Antibiotics applied in combination produce interactions which are coarsely visualized by the minimum inhibitory concentration (MIC) line, which separates growth and no growth regions in drug–drug concentration space. Interactions can range from drug X suppressing, to buffering, to augmenting the effects of drug Y (a–c, respectively). MIC lines of an X-resistant strain (X^R, red) are approximated by geometrically scaling the MIC lines of the X-sensitive strain (X^S, green) along the drug x axis, reflecting the diminished effective levels of that drug to the resistant strain (grey arrow in a). While resistance to drug X does not change the MIC to drug Y alone (the green and red lines coincide along Y-axis, [X]=0), adding sub-inhibitory levels of drug X tends to separate the MIC lines of the X^R and X^S strains, exposing regions of ‘threshold selection' where one strain grows but the other is fully inhibited (a, only X^S strain can grow in the pale green region with no red stripes; c, only X^R strain can grow in the red striped region with no green background). This potentiated threshold selection occurs along gradients of drug Y at a fixed positive concentration of X (wedge at [X]=x′) for every drug interaction except for buffering (b), where the MIC lines coincide. Qualitatively, these regions of selection between sensitive and resistant MIC lines are observed in differential inhibition assays over diffusing Y gradients (Compare wedges in plots and in schematic differential inhibition assays directly above). The model can be refined to include other positive growth isoclines which, treated similarly to the MIC, generate less intense selection windows with the same dependence on the shape of the stress interaction.

Figure 3. Sub-inhibitory doxycycline potentiates selection for or against tetracycline resistance by non-antibiotic chemical and physical stresses.

(a) Differential inhibition assays point to doxycycline-potentiated selection by non-antibiotic compounds, biased in favour of tetracycline resistance for hydrogen peroxide, EDTA, and citric acid in various forms, and biased towards tetracycline sensitivity for paraquat and CaCl₂. (b) Doxycycline potentiates selection biased towards tetracycline sensitivity by osmotic stress due to high concentrations of NaCl, and to a lesser degree sucrose and PEG 8000. (c) Modified differential inhibition assays indicate that tetracycline-sensitive and -resistant bacteria stressed by transient gradients of ultraviolet radiation and heat also exhibit tetracycline-potentiated selection for resistance.

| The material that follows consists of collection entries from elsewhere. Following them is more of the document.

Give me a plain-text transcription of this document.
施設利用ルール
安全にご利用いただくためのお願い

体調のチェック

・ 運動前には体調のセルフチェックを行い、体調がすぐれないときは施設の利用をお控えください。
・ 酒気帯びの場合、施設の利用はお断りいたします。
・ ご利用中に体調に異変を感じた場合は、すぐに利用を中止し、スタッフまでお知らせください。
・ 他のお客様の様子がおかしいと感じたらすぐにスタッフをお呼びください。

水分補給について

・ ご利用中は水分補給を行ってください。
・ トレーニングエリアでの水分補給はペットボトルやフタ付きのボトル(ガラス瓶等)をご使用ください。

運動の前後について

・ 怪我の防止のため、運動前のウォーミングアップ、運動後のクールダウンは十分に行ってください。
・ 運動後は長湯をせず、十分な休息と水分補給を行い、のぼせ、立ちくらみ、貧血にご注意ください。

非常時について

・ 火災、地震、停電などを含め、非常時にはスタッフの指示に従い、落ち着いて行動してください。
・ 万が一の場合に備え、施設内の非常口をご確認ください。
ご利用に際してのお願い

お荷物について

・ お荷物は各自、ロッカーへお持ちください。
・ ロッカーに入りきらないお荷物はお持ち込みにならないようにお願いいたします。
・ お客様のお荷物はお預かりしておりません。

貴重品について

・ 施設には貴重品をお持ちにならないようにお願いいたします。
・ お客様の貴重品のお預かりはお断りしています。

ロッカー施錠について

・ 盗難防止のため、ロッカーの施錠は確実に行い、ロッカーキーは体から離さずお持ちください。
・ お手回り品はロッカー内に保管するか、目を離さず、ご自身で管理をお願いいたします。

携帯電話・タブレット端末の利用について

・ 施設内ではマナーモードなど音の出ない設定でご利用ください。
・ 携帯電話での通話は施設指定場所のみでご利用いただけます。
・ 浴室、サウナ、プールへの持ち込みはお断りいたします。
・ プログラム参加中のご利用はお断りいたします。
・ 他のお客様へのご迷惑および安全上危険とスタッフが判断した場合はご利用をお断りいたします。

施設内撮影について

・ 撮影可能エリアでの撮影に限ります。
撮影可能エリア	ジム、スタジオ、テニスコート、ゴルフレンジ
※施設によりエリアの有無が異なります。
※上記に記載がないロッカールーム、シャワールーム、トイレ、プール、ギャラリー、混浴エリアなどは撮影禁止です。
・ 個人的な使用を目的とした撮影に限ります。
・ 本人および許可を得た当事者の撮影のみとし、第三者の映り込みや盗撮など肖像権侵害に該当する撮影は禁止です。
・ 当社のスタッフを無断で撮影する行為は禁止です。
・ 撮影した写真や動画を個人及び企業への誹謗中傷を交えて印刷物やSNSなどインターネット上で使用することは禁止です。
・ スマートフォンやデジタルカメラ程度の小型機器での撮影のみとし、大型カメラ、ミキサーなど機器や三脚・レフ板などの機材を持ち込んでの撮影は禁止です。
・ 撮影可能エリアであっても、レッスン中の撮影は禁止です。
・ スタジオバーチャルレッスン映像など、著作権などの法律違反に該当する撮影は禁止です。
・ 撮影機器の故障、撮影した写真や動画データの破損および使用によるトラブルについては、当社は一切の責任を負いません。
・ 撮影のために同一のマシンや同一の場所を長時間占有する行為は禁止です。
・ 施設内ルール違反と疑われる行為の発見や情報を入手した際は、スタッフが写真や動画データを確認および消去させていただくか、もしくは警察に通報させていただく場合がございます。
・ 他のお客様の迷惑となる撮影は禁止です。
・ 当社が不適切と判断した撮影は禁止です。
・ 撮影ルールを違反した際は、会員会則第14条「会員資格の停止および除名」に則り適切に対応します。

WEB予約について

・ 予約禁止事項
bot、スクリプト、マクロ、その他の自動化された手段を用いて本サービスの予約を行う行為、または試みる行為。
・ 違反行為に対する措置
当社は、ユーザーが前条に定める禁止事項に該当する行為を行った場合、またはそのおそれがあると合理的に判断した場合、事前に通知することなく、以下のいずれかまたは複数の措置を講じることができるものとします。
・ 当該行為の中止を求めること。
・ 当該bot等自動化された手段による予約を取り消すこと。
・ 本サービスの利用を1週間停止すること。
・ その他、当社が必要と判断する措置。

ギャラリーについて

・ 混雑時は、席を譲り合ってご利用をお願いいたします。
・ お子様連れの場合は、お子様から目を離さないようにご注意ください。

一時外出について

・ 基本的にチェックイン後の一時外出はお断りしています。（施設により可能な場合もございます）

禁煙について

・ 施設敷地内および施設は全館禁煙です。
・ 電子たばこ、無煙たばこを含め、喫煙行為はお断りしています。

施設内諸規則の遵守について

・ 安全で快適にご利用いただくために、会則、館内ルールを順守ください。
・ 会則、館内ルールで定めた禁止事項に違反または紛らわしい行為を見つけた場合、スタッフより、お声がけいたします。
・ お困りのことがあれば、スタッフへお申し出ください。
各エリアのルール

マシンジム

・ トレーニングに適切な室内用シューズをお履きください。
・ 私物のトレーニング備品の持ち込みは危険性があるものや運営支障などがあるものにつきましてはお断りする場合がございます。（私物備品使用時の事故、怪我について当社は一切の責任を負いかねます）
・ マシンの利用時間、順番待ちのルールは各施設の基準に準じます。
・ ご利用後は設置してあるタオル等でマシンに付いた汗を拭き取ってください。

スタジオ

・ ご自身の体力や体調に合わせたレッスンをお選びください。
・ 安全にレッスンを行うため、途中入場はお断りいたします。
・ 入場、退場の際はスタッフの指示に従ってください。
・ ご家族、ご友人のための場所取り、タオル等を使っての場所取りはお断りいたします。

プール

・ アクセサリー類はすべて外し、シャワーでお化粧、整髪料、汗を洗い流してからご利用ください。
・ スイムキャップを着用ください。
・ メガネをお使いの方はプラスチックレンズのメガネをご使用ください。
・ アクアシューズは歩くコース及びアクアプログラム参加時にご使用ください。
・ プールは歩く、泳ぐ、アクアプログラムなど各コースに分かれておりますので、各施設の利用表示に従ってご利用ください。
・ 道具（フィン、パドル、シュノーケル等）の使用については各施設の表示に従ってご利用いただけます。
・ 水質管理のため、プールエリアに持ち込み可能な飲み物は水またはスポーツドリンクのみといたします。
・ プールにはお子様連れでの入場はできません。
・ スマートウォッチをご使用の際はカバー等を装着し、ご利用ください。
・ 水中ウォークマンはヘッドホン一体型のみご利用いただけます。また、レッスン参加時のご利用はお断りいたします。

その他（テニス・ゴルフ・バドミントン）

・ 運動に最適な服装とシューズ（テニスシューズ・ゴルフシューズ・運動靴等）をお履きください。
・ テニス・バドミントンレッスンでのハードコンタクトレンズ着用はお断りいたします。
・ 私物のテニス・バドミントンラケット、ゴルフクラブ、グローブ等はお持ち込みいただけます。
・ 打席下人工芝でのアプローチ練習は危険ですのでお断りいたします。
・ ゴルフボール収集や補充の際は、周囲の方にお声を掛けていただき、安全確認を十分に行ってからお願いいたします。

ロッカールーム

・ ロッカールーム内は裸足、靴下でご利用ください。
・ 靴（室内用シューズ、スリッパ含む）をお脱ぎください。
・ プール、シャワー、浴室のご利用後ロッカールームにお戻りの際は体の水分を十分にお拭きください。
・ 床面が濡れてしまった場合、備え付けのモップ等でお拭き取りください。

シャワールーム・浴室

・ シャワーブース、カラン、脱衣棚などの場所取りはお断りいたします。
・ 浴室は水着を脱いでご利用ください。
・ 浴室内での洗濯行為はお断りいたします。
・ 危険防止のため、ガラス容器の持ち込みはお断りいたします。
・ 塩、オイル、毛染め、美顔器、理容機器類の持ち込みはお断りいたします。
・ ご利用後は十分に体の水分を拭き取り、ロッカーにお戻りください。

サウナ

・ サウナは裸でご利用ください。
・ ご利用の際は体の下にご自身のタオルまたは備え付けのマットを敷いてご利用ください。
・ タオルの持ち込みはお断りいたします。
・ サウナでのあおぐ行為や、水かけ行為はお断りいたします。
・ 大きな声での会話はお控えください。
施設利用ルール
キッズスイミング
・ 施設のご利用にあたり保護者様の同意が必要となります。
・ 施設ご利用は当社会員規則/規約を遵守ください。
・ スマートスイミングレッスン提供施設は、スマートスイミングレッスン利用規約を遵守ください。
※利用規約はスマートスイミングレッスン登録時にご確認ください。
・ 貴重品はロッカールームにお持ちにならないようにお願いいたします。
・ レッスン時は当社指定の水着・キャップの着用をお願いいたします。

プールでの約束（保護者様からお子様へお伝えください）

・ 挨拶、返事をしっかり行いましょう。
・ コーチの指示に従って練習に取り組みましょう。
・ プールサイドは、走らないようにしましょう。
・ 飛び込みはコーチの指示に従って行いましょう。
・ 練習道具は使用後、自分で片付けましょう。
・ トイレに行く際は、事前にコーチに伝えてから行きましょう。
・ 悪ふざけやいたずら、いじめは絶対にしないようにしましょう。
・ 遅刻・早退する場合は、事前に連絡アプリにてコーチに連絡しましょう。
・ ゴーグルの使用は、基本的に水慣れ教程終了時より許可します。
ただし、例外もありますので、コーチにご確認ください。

Figure 4. Non-selective toxins can substantially modify the selection on resistance by an antibiotic diffusing from a local source.

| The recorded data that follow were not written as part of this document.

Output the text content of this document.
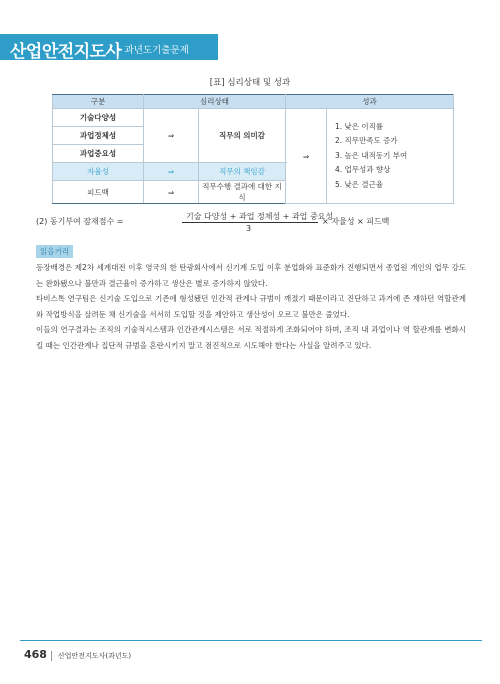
산업안전지도사
• 과년도기출문제
[표] 심리상태 및 성과
구분	심리상태		성과	
기술다양성	⇒	직무의 의미감	⇒	1. 낮은 이직률
2. 직무만족도 증가
3. 높은 내적동기 부여
4. 업무성과 향상
5. 낮은 결근율

과업정체성				
과업중요성				
자율성	⇒	직무의 책임감		
피드백	⇒	직무수행 결과에 대한 지식		
(2) 동기부여 잠재점수 =
기술 다양성 + 과업 정체성 + 과업 중요성
3
× 자율성 × 피드백
읽을거리
등장배경은 제2차 세계대전 이후 영국의 한 탄광회사에서 신기계 도입 이후 분업화와 표준화가 진행되면서 종업원 개인의 업무 강도는 완화됐으나 불만과 결근율이 증가하고 생산은 별로 증가하지 않았다.
타비스톡 연구팀은 신기술 도입으로 기존에 형성됐던 인간적 관계나 규범이 깨졌기 때문이라고 진단하고 과거에 존 재하던 역할관계와 작업방식을 살려둔 채 신기술을 서서히 도입할 것을 제안하고 생산성이 오르고 불만은 줄었다.
이들의 연구결과는 조직의 기술적시스템과 인간관계시스템은 서로 적절하게 조화되어야 하며, 조직 내 과업이나 역 할관계를 변화시킬 때는 인간관계나 집단적 규범을 혼란시키지 말고 점진적으로 시도해야 한다는 사실을 알려주고 있다.
468 산업안전지도사(과년도)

(a) A diffusing gradient of doxycycline alone selects strongly for tetracycline resistance at higher concentrations and is neutral at lower levels (Inset, −Cpr). A small inhibitory level of ciprofloxacin added uniformly to the agar (+Cpr) drastically changes the pattern of selection by doxycycline, revealing a large band of selection for sensitivity (green circle), a band of selection for resistance (red circle), and multiple regions of inhibition of both strains (black regions). (b) Since ciprofloxacin and doxycycline interact suppressively, we rationalize this picture by comparing the sampled gradient in the image (a) with a schematic of such a suppression interaction (compare blue dashed wedges), that similarly crosses regions of threshold selection for tetracycline resistance and sensitivity.